Tonight I resolve to open that envelope and, like the fearless bad-ass I am, I’m going to stare that form down and fill it out.
In my two children I see faces that resemble the diversity in their family of birth. They are black, they are white, they are working class, English, French, Irish, intellectual, American West Coast, pioneer, military, hippie, radical, political, urban, rural, salt-of-the-Earth, Washingtonian. The school they attend is plopped smack in the vibrant heart of the most diverse zip code in the country: Seattle’s Rainier Valley. Like their school, they are a breathtaking and humbling mish-mash.
Last week I read an article about people of mixed ethnicity choosing “just black”. Mainstream media seems fairly obsessed with this idea of “just black”. Headlines read “President Obama: HE’S BLACK” after he publicly completed his census form. As a white working class girl who spent my youth studying African American history, I recognize that we have come a long way. At the same time, we haven’t. Perversely it strikes me that if my children were phenotypically darker skinned, this concept would be easier for me and yet life possibly much harder for them.

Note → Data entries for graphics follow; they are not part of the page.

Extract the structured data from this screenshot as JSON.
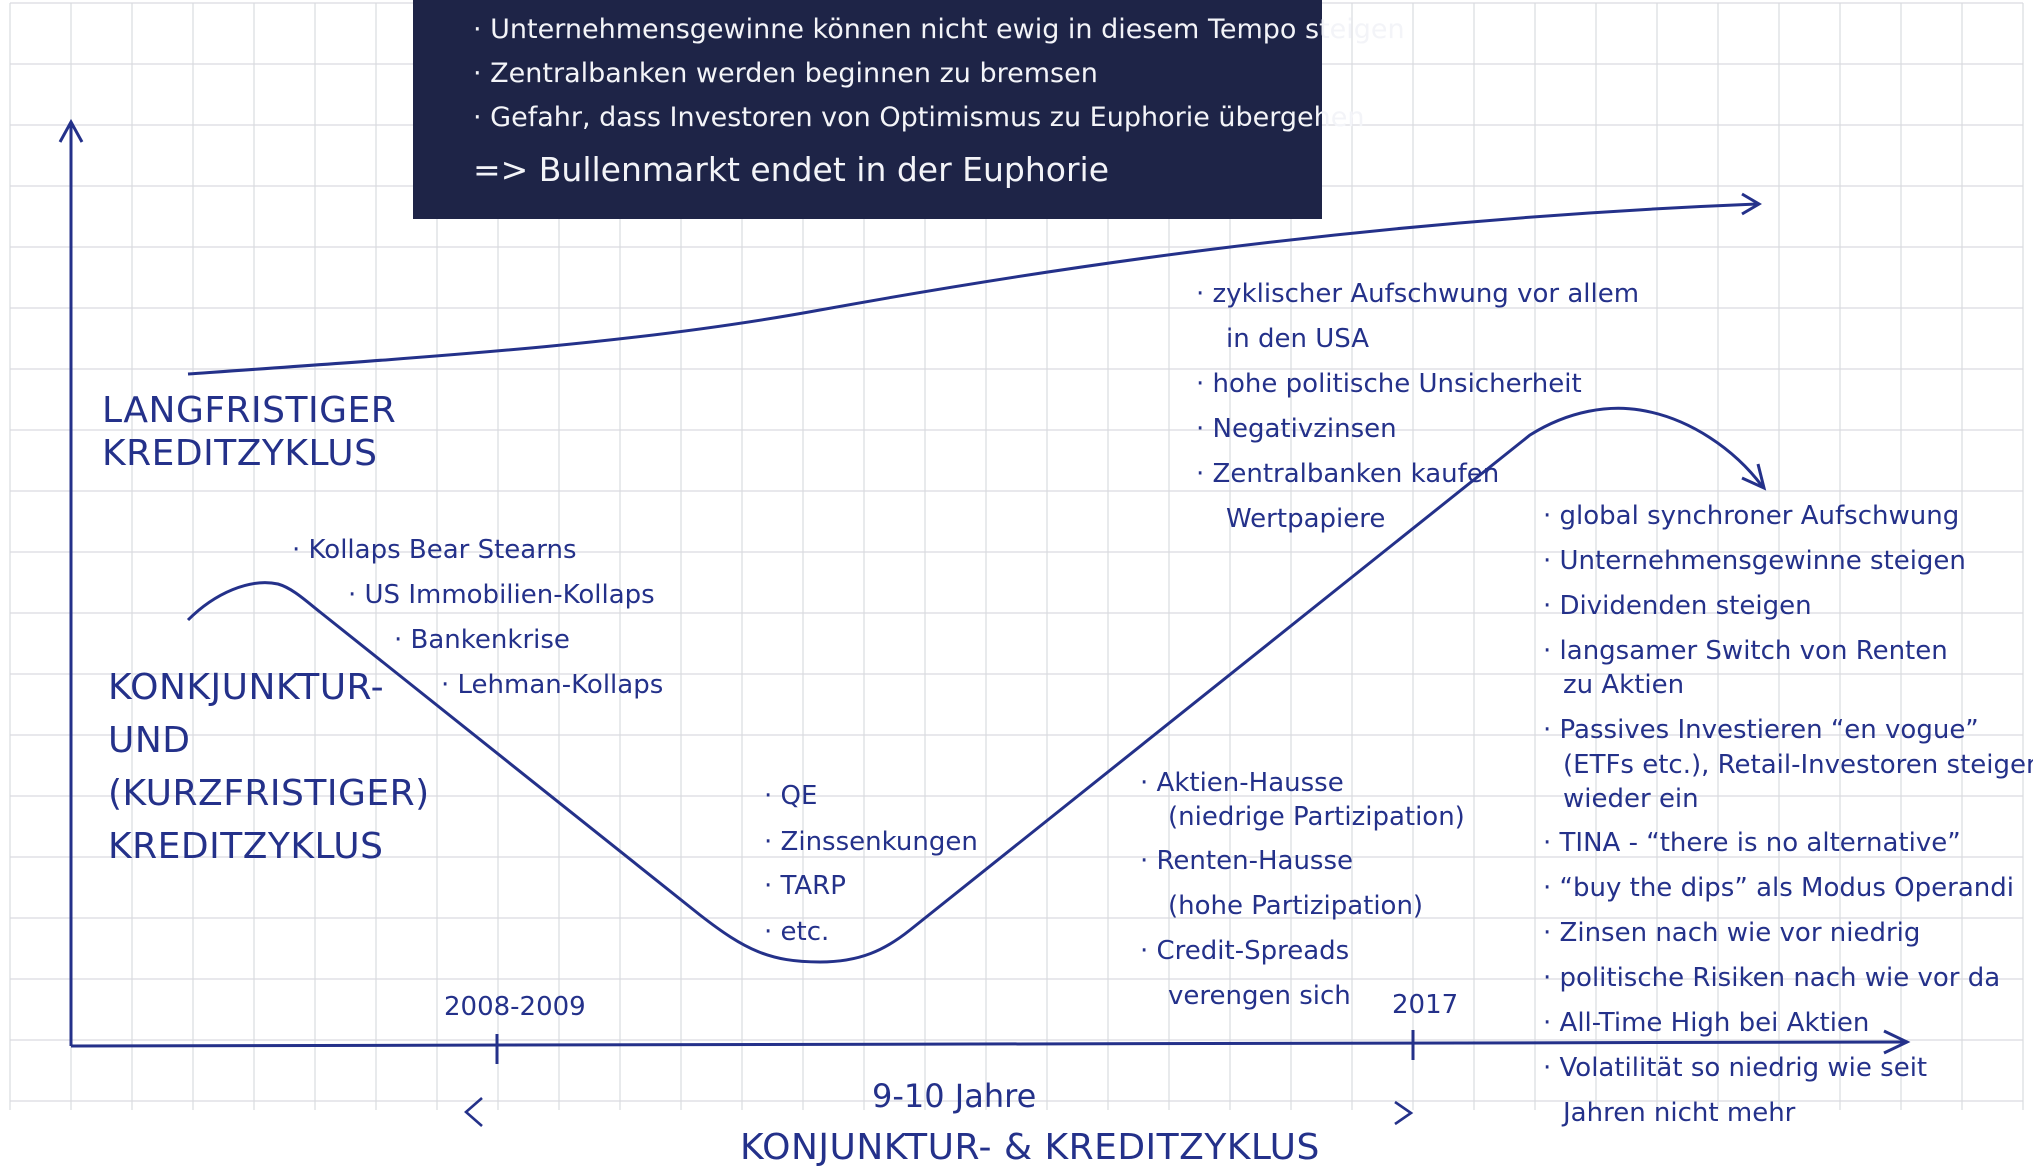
{
  "header_box": {
    "bullets": [
      "Unternehmensgewinne können nicht ewig in diesem Tempo steigen",
      "Zentralbanken werden beginnen zu bremsen",
      "Gefahr, dass Investoren von Optimismus zu Euphorie übergehen"
    ],
    "conclusion": "=> Bullenmarkt endet in der Euphorie"
  },
  "axis_labels": {
    "long_cycle_line1": "LANGFRISTIGER",
    "long_cycle_line2": "KREDITZYKLUS",
    "short_cycle_line1": "KONKJUNKTUR-",
    "short_cycle_line2": "UND",
    "short_cycle_line3": "(KURZFRISTIGER)",
    "short_cycle_line4": "KREDITZYKLUS",
    "tick_start": "2008-2009",
    "tick_end": "2017",
    "duration": "9-10 Jahre",
    "x_axis_title": "KONJUNKTUR- & KREDITZYKLUS"
  },
  "notes": {
    "crisis": [
      "Kollaps Bear Stearns",
      "US Immobilien-Kollaps",
      "Bankenkrise",
      "Lehman-Kollaps"
    ],
    "policy": [
      "QE",
      "Zinssenkungen",
      "TARP",
      "etc."
    ],
    "recovery": [
      "Aktien-Hausse",
      "(niedrige Partizipation)",
      "Renten-Hausse",
      "(hohe Partizipation)",
      "Credit-Spreads",
      "verengen sich"
    ],
    "upswing": [
      "zyklischer Aufschwung vor allem",
      "in den USA",
      "hohe politische Unsicherheit",
      "Negativzinsen",
      "Zentralbanken kaufen",
      "Wertpapiere"
    ],
    "peak": [
      "global synchroner Aufschwung",
      "Unternehmensgewinne steigen",
      "Dividenden steigen",
      "langsamer Switch von Renten",
      "zu Aktien",
      "Passives Investieren “en vogue”",
      "(ETFs etc.), Retail-Investoren steigen",
      "wieder ein",
      "TINA - “there is no alternative”",
      "“buy the dips” als Modus Operandi",
      "Zinsen nach wie vor niedrig",
      "politische Risiken nach wie vor da",
      "All-Time High bei Aktien",
      "Volatilität so niedrig wie seit",
      "Jahren nicht mehr"
    ]
  },
  "colors": {
    "ink": "#24318a",
    "box_bg": "#1e2447",
    "box_text": "#f3f4f8",
    "grid": "#d9dbe0"
  }
}
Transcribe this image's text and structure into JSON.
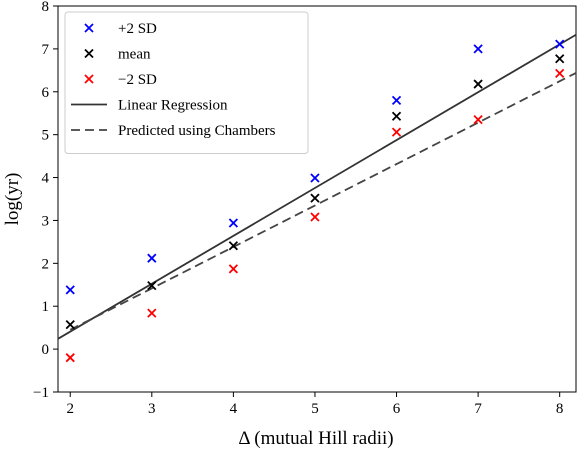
{
  "chart_data": {
    "type": "scatter",
    "xlabel": "Δ (mutual Hill radii)",
    "ylabel": "log(yr)",
    "xlim": [
      1.85,
      8.2
    ],
    "ylim": [
      -1,
      8
    ],
    "xticks": [
      "2",
      "3",
      "4",
      "5",
      "6",
      "7",
      "8"
    ],
    "yticks": [
      "−1",
      "0",
      "1",
      "2",
      "3",
      "4",
      "5",
      "6",
      "7",
      "8"
    ],
    "grid": false,
    "legend_position": "top-left",
    "series": [
      {
        "name": "+2 SD",
        "kind": "marker",
        "color": "#0000ff",
        "x": [
          2,
          3,
          4,
          5,
          6,
          7,
          8
        ],
        "y": [
          1.38,
          2.12,
          2.94,
          3.99,
          5.8,
          7.0,
          7.11
        ]
      },
      {
        "name": "mean",
        "kind": "marker",
        "color": "#000000",
        "x": [
          2,
          3,
          4,
          5,
          6,
          7,
          8
        ],
        "y": [
          0.57,
          1.48,
          2.41,
          3.52,
          5.43,
          6.18,
          6.77
        ]
      },
      {
        "name": "−2 SD",
        "kind": "marker",
        "color": "#ff0000",
        "x": [
          2,
          3,
          4,
          5,
          6,
          7,
          8
        ],
        "y": [
          -0.2,
          0.84,
          1.87,
          3.08,
          5.06,
          5.35,
          6.43
        ]
      },
      {
        "name": "Linear Regression",
        "kind": "line",
        "dash": "solid",
        "color": "#333333",
        "x": [
          1.85,
          8.2
        ],
        "y": [
          0.24,
          7.33
        ]
      },
      {
        "name": "Predicted using Chambers",
        "kind": "line",
        "dash": "dashed",
        "color": "#444444",
        "x": [
          2.0,
          8.2
        ],
        "y": [
          0.45,
          6.44
        ]
      }
    ]
  }
}
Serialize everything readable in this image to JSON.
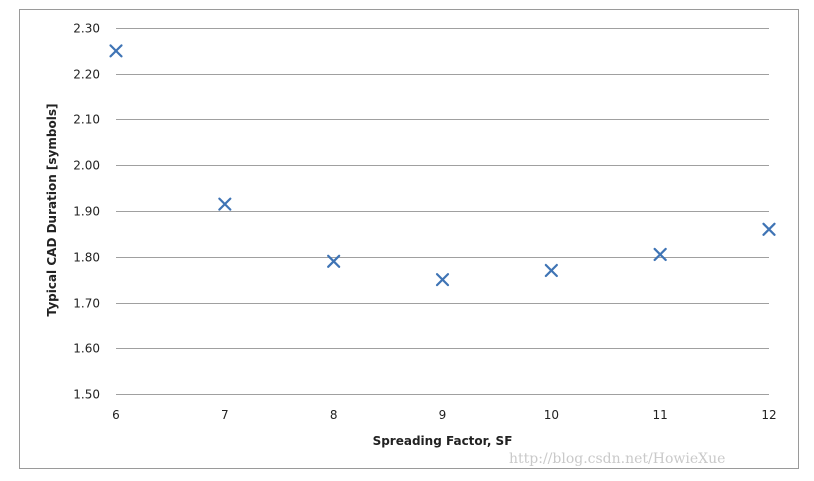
{
  "chart_data": {
    "type": "scatter",
    "title": "",
    "xlabel": "Spreading Factor, SF",
    "ylabel": "Typical CAD Duration [symbols]",
    "x": [
      6,
      7,
      8,
      9,
      10,
      11,
      12
    ],
    "y": [
      2.25,
      1.915,
      1.79,
      1.75,
      1.77,
      1.805,
      1.86
    ],
    "xlim": [
      6,
      12
    ],
    "ylim": [
      1.5,
      2.3
    ],
    "xticks": [
      "6",
      "7",
      "8",
      "9",
      "10",
      "11",
      "12"
    ],
    "yticks": [
      "1.50",
      "1.60",
      "1.70",
      "1.80",
      "1.90",
      "2.00",
      "2.10",
      "2.20",
      "2.30"
    ],
    "grid": "horizontal",
    "marker": "x",
    "marker_color": "#3f74b5",
    "grid_color": "#a0a0a0"
  },
  "watermark": "http://blog.csdn.net/HowieXue"
}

Perhaps that US census form sits unopened on my counter because I am tinged with irritation from my most recent “Please Check One” experience. I enrolled my son in Seattle Public Schools Kindergarten. The “Please Check One” form remains unchanged since my daughter entered school five years ago.
The public school form reads:
Ethnic Code: The ethnic code listed in BOX 1 will be used by Seattle Public Schools primarily to meet various Federal, State and District requirements. Select a code from the list provided that it describes the student’s ethnicity and enter it in BOX 1. If you choose not to respond to this item, please indicate by signing here. If the ethnic code is left blank, Federal reporting regulations require us to assign a code for the student. If you wish to enter a second ethnic code for this student, select the appropriate code and enter in Box 2.
The problem with all of these required forms is obvious: my kids aren’t one box. My daughter most certainly looks white. When I mention she is white AND black, they stare at me blankly. Maybe that means I should have listed “WH” for her on the public school form, and “BL” second. My son is a sweet, light, brown. Perhaps I should write “BL” first for him and “WH” second.
I suppose there could be a partial box–“three-quarters white” or “one-quarter black.” If it were allowable, I could color small boxes-in-the-box so that we could portion out my children appropriately. If my son were a coconut-cream pie instead of a boy, I could divvy him into a box.
Whatever I select, I have been told that only the first box will be counted for federal, state and district requirements. If I select “WH” then my kids will be “just white”, ignoring any other boxes I might check, or any explanations that I might scribble in the margins.
Maybe I should just surrender and list WH for both of them.
Perhaps I should just quietly “stick it to the man” and list BL for both of them.
That census form is still lying on my kitchen counter. Today, I resolve to go directly home and “Please Check Two”: White and Black. Neither really fit for me and probably not for them.
I wish that all of us had more options.